Dann kommt die Schule.
Kaum beginnt der Unterricht, verliert dein Kind schon nach kurzer Zeit den Faden. Die Klasse macht weiter. Dein Kind blickt hinüber, versucht dranzubleiben, versteht nicht alles – und bleibt still.
Auch die Pause bringt keine Erleichterung. Viel Trubel. Viele Eindrücke auf einmal. Kein fester Halt.
Manchmal steht dein Kind abseits. Manchmal gerät es aneinander mit anderen.
Manchmal zieht es sich ganz in sich zurück.
Niemand tut das absichtlich.
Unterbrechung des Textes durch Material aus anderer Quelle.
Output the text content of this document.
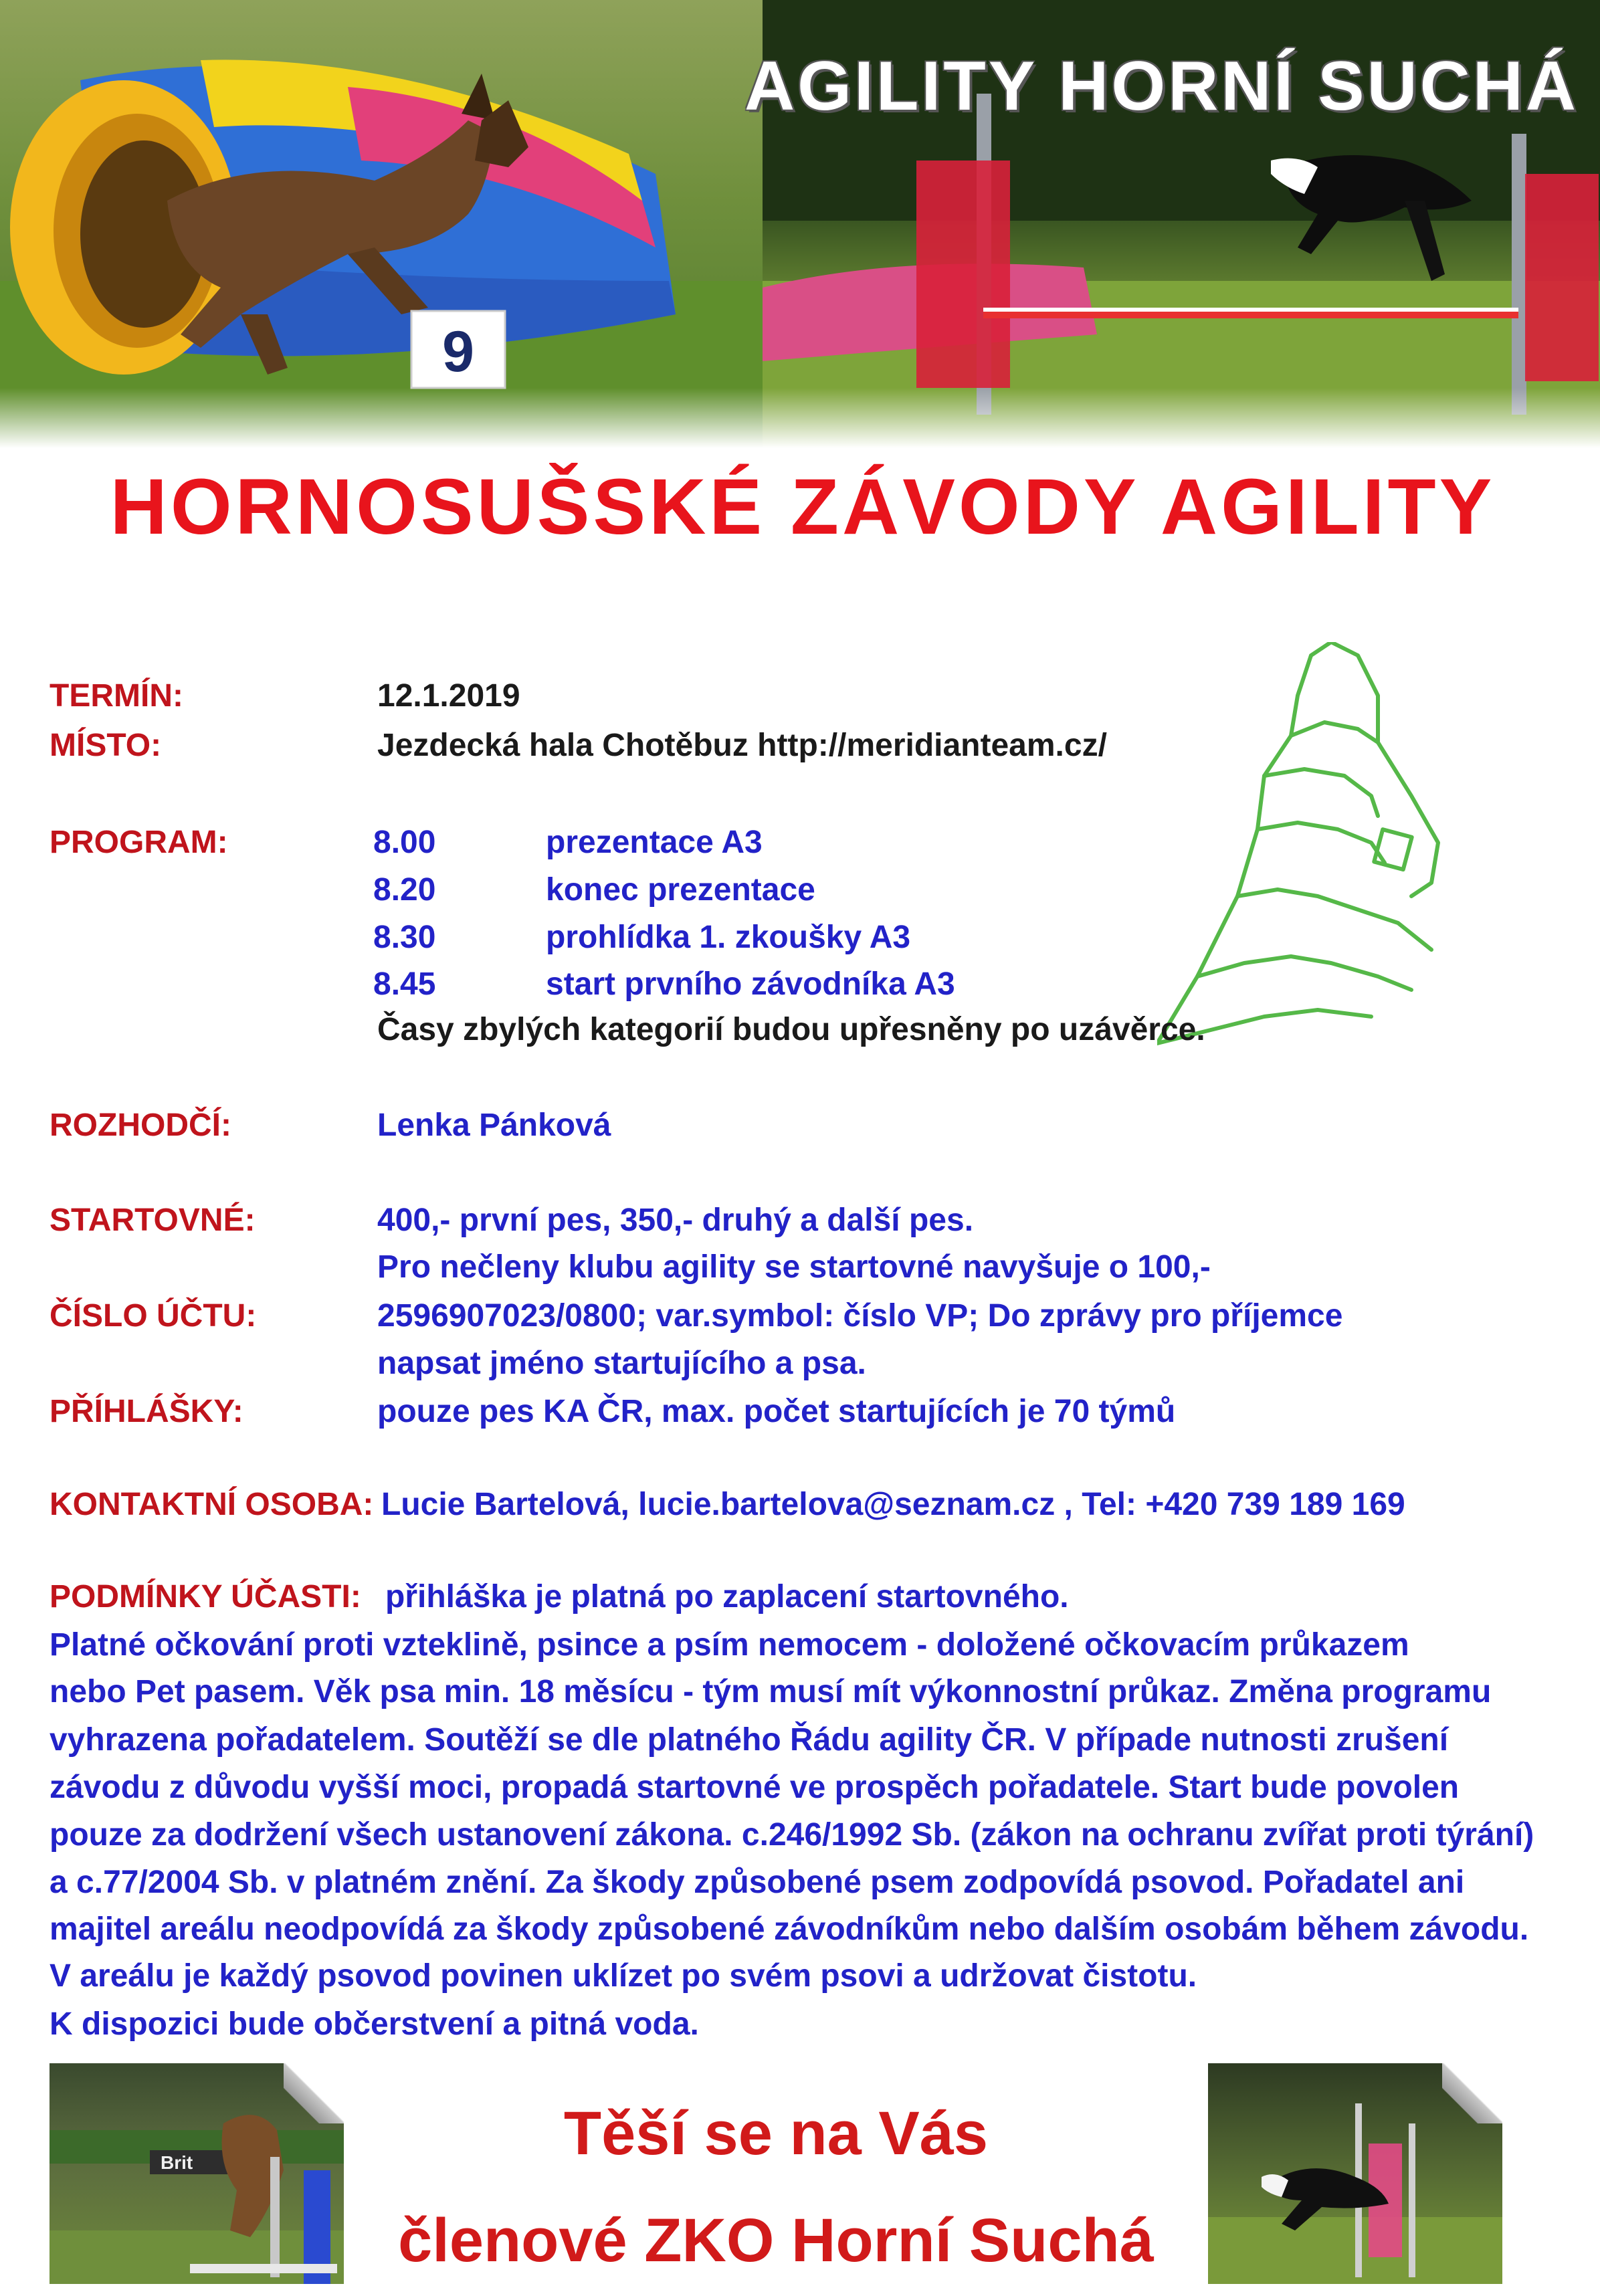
9
AGILITY HORNÍ SUCHÁ
HORNOSUŠSKÉ ZÁVODY AGILITY
TERMÍN:	12.1.2019
MÍSTO:	Jezdecká hala Chotěbuz http://meridianteam.cz/
PROGRAM:	8.00	prezentace A3
8.20	konec prezentace
8.30	prohlídka 1. zkoušky A3
8.45	start prvního závodníka A3
Časy zbylých kategorií budou upřesněny po uzávěrce.
ROZHODČÍ:	Lenka Pánková
STARTOVNÉ:	400,- první pes, 350,- druhý a další pes.
Pro nečleny klubu agility se startovné navyšuje o 100,-
ČÍSLO ÚČTU:	2596907023/0800; var.symbol: číslo VP; Do zprávy pro příjemce
napsat jméno startujícího a psa.
PŘÍHLÁŠKY:	pouze pes KA ČR, max. počet startujících je 70 týmů
KONTAKTNÍ OSOBA: Lucie Bartelová, lucie.bartelova@seznam.cz , Tel: +420 739 189 169
PODMÍNKY ÚČASTI: přihláška je platná po zaplacení startovného.
Platné očkování proti vzteklině, psince a psím nemocem - doložené očkovacím průkazem
nebo Pet pasem. Věk psa min. 18 měsícu - tým musí mít výkonnostní průkaz. Změna programu
vyhrazena pořadatelem. Soutěží se dle platného Řádu agility ČR. V případe nutnosti zrušení
závodu z důvodu vyšší moci, propadá startovné ve prospěch pořadatele. Start bude povolen
pouze za dodržení všech ustanovení zákona. c.246/1992 Sb. (zákon na ochranu zvířat proti týrání)
a c.77/2004 Sb. v platném znění. Za škody způsobené psem zodpovídá psovod. Pořadatel ani
majitel areálu neodpovídá za škody způsobené závodníkům nebo dalším osobám během závodu.
V areálu je každý psovod povinen uklízet po svém psovi a udržovat čistotu.
K dispozici bude občerstvení a pitná voda.
Brit	Těší se na Vás
členové ZKO Horní Suchá
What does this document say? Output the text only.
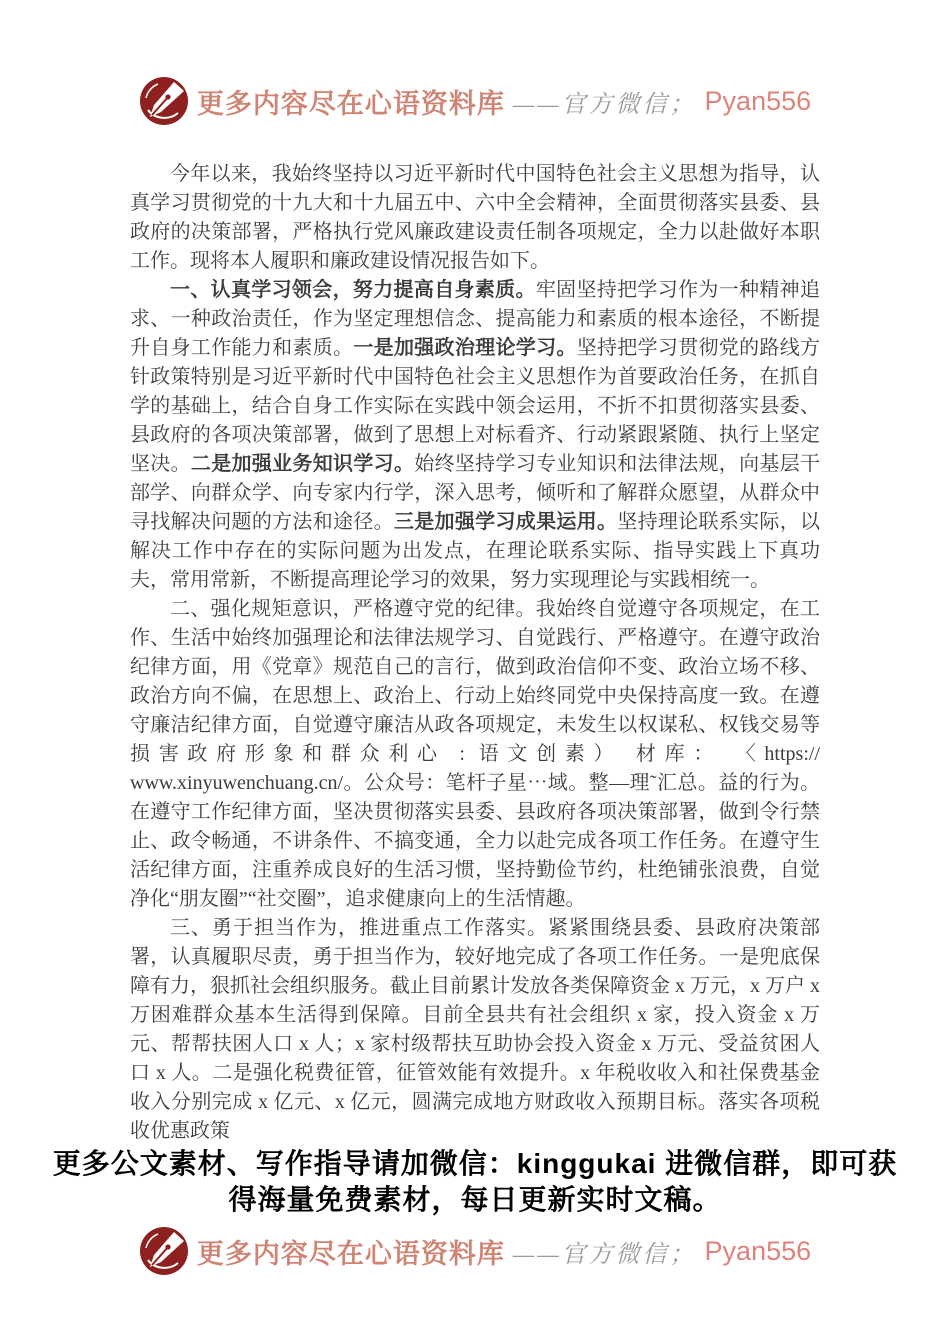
更多内容尽在心语资料库 ——官方微信； Pyan556

今年以来，我始终坚持以习近平新时代中国特色社会主义思想为指导，认真学习贯彻党的十九大和十九届五中、六中全会精神，全面贯彻落实县委、县政府的决策部署，严格执行党风廉政建设责任制各项规定，全力以赴做好本职工作。现将本人履职和廉政建设情况报告如下。

一、认真学习领会，努力提高自身素质。牢固坚持把学习作为一种精神追求、一种政治责任，作为坚定理想信念、提高能力和素质的根本途径，不断提升自身工作能力和素质。一是加强政治理论学习。坚持把学习贯彻党的路线方针政策特别是习近平新时代中国特色社会主义思想作为首要政治任务，在抓自学的基础上，结合自身工作实际在实践中领会运用，不折不扣贯彻落实县委、县政府的各项决策部署，做到了思想上对标看齐、行动紧跟紧随、执行上坚定坚决。二是加强业务知识学习。始终坚持学习专业知识和法律法规，向基层干部学、向群众学、向专家内行学，深入思考，倾听和了解群众愿望，从群众中寻找解决问题的方法和途径。三是加强学习成果运用。坚持理论联系实际，以解决工作中存在的实际问题为出发点，在理论联系实际、指导实践上下真功夫，常用常新，不断提高理论学习的效果，努力实现理论与实践相统一。

二、强化规矩意识，严格遵守党的纪律。我始终自觉遵守各项规定，在工作、生活中始终加强理论和法律法规学习、自觉践行、严格遵守。在遵守政治纪律方面，用《党章》规范自己的言行，做到政治信仰不变、政治立场不移、政治方向不偏，在思想上、政治上、行动上始终同党中央保持高度一致。在遵守廉洁纪律方面，自觉遵守廉洁从政各项规定，未发生以权谋私、权钱交易等损害政府形象和群众利心 : 语文创素） 材库： 〈https://​www.xinyuwenchuang.cn/。公众号：笔杆子星⋯域。整—理˜汇总。益的行为。在遵守工作纪律方面，坚决贯彻落实县委、县政府各项决策部署，做到令行禁止、政令畅通，不讲条件、不搞变通，全力以赴完成各项工作任务。在遵守生活纪律方面，注重养成良好的生活习惯，坚持勤俭节约，杜绝铺张浪费，自觉净化“朋友圈”“社交圈”，追求健康向上的生活情趣。

三、勇于担当作为，推进重点工作落实。紧紧围绕县委、县政府决策部署，认真履职尽责，勇于担当作为，较好地完成了各项工作任务。一是兜底保障有力，狠抓社会组织服务。截止目前累计发放各类保障资金 x 万元，x 万户 x 万困难群众基本生活得到保障。目前全县共有社会组织 x 家，投入资金 x 万元、帮帮扶困人口 x 人；x 家村级帮扶互助协会投入资金 x 万元、受益贫困人口 x 人。二是强化税费征管，征管效能有效提升。x 年税收收入和社保费基金收入分别完成 x 亿元、x 亿元，圆满完成地方财政收入预期目标。落实各项税收优惠政策

更多公文素材、写作指导请加微信：kinggukai 进微信群，即可获得海量免费素材，每日更新实时文稿。
更多内容尽在心语资料库 ——官方微信； Pyan556
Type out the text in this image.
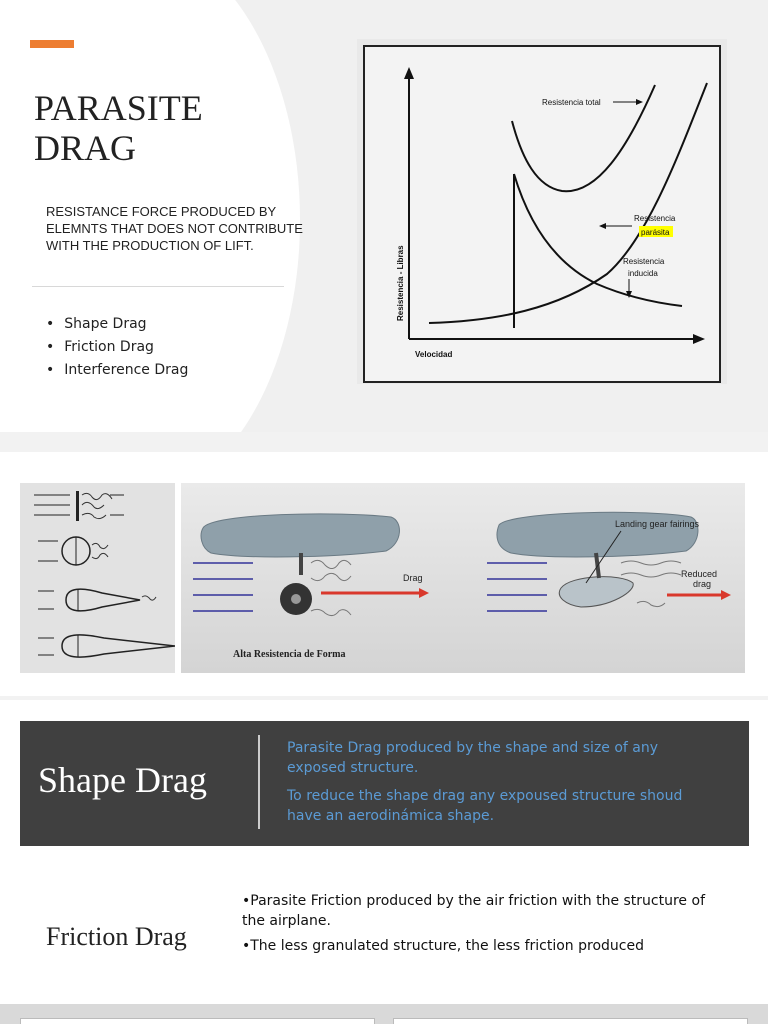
PARASITE DRAG

RESISTANCE FORCE PRODUCED BY ELEMNTS THAT DOES NOT CONTRIBUTE WITH THE PRODUCTION OF LIFT.

• Shape Drag
• Friction Drag
• Interference Drag
Resistencia total
Resistencia
parásita
Resistencia
inducida
Velocidad
Resistencia - Libras
Drag
Alta Resistencia de Forma
Landing gear fairings
Reduced
drag
Shape Drag

Parasite Drag produced by the shape and size of any exposed structure.

To reduce the shape drag any expoused structure shoud have an aerodinámica shape.

Friction Drag

•Parasite Friction produced by the air friction with the structure of the airplane.

•The less granulated structure, the less friction produced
Doch kaum jemand erkennt wirklich, was dein Kind in diesem Moment bräuchte.
So zieht sich der Tag dahin. Kleine Momente der Überforderung reihen sich aneinander. Die Anspannung wächst. Irgendwann reicht ein kleiner Anstoß.
Ein Wutausbruch. Ein Verstummen. Oder einfach der Gedanke:
„Das schaffe ich hier nicht.“
Nachmittags sitzt dein Kind dann zu Hause. Ausgelaugt. Genervt.
Oder einfach wortlos.
Genau an diesem Punkt setzt gute Schulbegleitung an
Nicht erst, wenn die Situation eskaliert. Sondern deutlich früher.
Dort, wo dein Kind Halt braucht, bevor überhaupt etwas auffällt.